第三十七章(1 / 4)

罗马,晚上七时

米切纳漫步在乔托大道上,向他的公寓走去。他周围的居住区已经发展成为剧院观众群体的一个集合地,街道两旁遍布着生意兴隆的咖啡店,一直以来里面的客人都是知识分子和政治激进派。他知道墨索里尼的大权就是在附近集结起来的,所幸的是,大多数的建筑都躲过了贝尼托·墨索里尼元首的扫荡,仍然呈现出一派十九世纪的风貌。

他已经成了墨索里尼的一个学生,自从搬到教皇宫殿,他阅读了几本墨索里尼的传记作品。墨索里尼是个极具野心的人,曾经梦想让意大利人全部穿着制服,所有褐色陶砖屋顶的罗马古代石头建筑都被发光的大理石建筑正面和方尖石塔所代替,这一切都是为了纪念自己的赫赫战功。但是元首头部中弹结束了生命,然后用脚踝倒挂起来,向所有人示众。墨索里尼雄伟的计划什么也没有留下,米切纳很担心,也许教廷会因为瓦兰德里的当权遭受同样的厄运。

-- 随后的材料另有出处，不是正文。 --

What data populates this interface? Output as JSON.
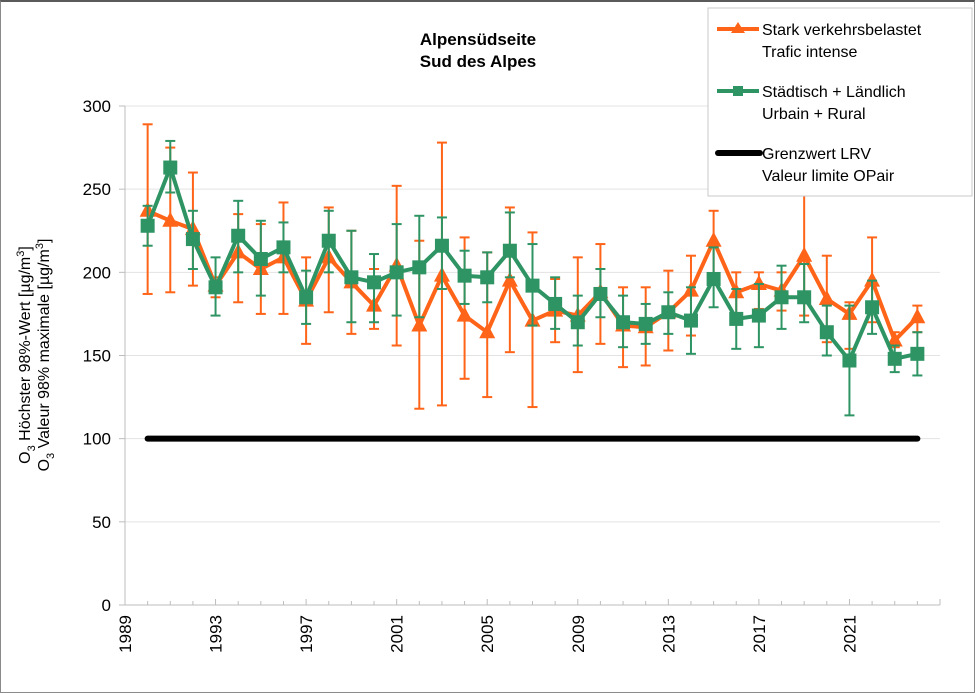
{
  "chart_data": {
    "type": "line",
    "title": [
      "Alpensüdseite",
      "Sud des Alpes"
    ],
    "ylabel": [
      "O₃ Höchster 98%-Wert [µg/m³]",
      "O₃ Valeur 98% maximale [µg/m³]"
    ],
    "ylabel_parts": [
      {
        "prefix": "O",
        "sub": "3",
        "text": " Höchster 98%-Wert [µg/m",
        "sup": "3",
        "suffix": "]"
      },
      {
        "prefix": "O",
        "sub": "3",
        "text": " Valeur 98% maximale [µg/m",
        "sup": "3",
        "suffix": "]"
      }
    ],
    "xlabel": "",
    "ylim": [
      0,
      300
    ],
    "yticks": [
      0,
      50,
      100,
      150,
      200,
      250,
      300
    ],
    "xlim": [
      1989,
      2025
    ],
    "xtick_labels": [
      "1989",
      "1993",
      "1997",
      "2001",
      "2005",
      "2009",
      "2013",
      "2017",
      "2021"
    ],
    "grid": true,
    "legend_position": "top-right",
    "x": [
      1990,
      1991,
      1992,
      1993,
      1994,
      1995,
      1996,
      1997,
      1998,
      1999,
      2000,
      2001,
      2002,
      2003,
      2004,
      2005,
      2006,
      2007,
      2008,
      2009,
      2010,
      2011,
      2012,
      2013,
      2014,
      2015,
      2016,
      2017,
      2018,
      2019,
      2020,
      2021,
      2022,
      2023,
      2024
    ],
    "series": [
      {
        "name": "Stark verkehrsbelastet / Trafic intense",
        "legend": [
          "Stark verkehrsbelastet",
          "Trafic intense"
        ],
        "color": "#ff6418",
        "marker": "triangle",
        "values": [
          237,
          231,
          226,
          192,
          212,
          202,
          209,
          183,
          209,
          194,
          180,
          204,
          168,
          198,
          174,
          164,
          195,
          171,
          177,
          174,
          188,
          168,
          167,
          176,
          189,
          219,
          188,
          193,
          189,
          210,
          184,
          175,
          195,
          159,
          173
        ],
        "err_low": [
          187,
          188,
          192,
          185,
          182,
          175,
          175,
          157,
          176,
          163,
          166,
          156,
          118,
          120,
          136,
          125,
          152,
          119,
          158,
          140,
          157,
          143,
          144,
          153,
          162,
          197,
          175,
          178,
          177,
          174,
          158,
          154,
          170,
          155,
          164
        ],
        "err_high": [
          289,
          275,
          260,
          197,
          235,
          229,
          242,
          209,
          239,
          225,
          202,
          252,
          219,
          278,
          221,
          212,
          239,
          224,
          196,
          209,
          217,
          191,
          191,
          201,
          210,
          237,
          200,
          200,
          200,
          262,
          210,
          182,
          221,
          164,
          180
        ]
      },
      {
        "name": "Städtisch + Ländlich / Urbain + Rural",
        "legend": [
          "Städtisch + Ländlich",
          "Urbain + Rural"
        ],
        "color": "#2e9464",
        "marker": "square",
        "values": [
          228,
          263,
          220,
          191,
          222,
          208,
          215,
          185,
          219,
          197,
          194,
          200,
          203,
          216,
          198,
          197,
          213,
          192,
          181,
          170,
          187,
          170,
          169,
          176,
          171,
          196,
          172,
          174,
          185,
          185,
          164,
          147,
          179,
          148,
          151
        ],
        "err_low": [
          216,
          248,
          202,
          174,
          200,
          186,
          200,
          169,
          200,
          170,
          170,
          174,
          173,
          190,
          181,
          182,
          197,
          168,
          166,
          156,
          173,
          155,
          157,
          163,
          151,
          179,
          154,
          155,
          166,
          170,
          150,
          114,
          163,
          140,
          138
        ],
        "err_high": [
          240,
          279,
          237,
          209,
          243,
          231,
          230,
          201,
          237,
          225,
          211,
          229,
          234,
          233,
          213,
          212,
          236,
          217,
          197,
          186,
          202,
          186,
          181,
          188,
          191,
          215,
          190,
          193,
          204,
          205,
          180,
          180,
          195,
          156,
          164
        ]
      },
      {
        "name": "Grenzwert LRV / Valeur limite OPair",
        "legend": [
          "Grenzwert LRV",
          "Valeur limite OPair"
        ],
        "color": "#000000",
        "marker": "none",
        "x_range": [
          1990,
          2024
        ],
        "value": 100
      }
    ]
  }
}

妄想自大狂是一种心理疾患,伴随有傲慢自负,瓦兰德里无疑是这个疾病的受害者。这个国务卿对梵蒂冈二次会议和所有后来的教会改革都报有敌对态度,这已经不是什么秘密了。瓦兰德里的快速当选将演化为一个根本的倒退,最糟糕的一部分是这个托斯卡纳人能够轻而易举地统治二十年或者更长时间,这也就是说,他可以彻头彻尾地重新塑造红衣主教神学院,同约翰·保罗二世在其长期的任期内所做的别无二致。但是约翰·保罗是一个仁慈的统治者,一个具有深谋远虑的人,而瓦兰德里是个魔鬼,上帝也会帮助他的敌人。所有这些似乎都是米切纳要退隐喀尔巴阡山区的原因,有上帝存在或者没有上帝,有天堂存在或者没有天堂,那些孩子们需要他。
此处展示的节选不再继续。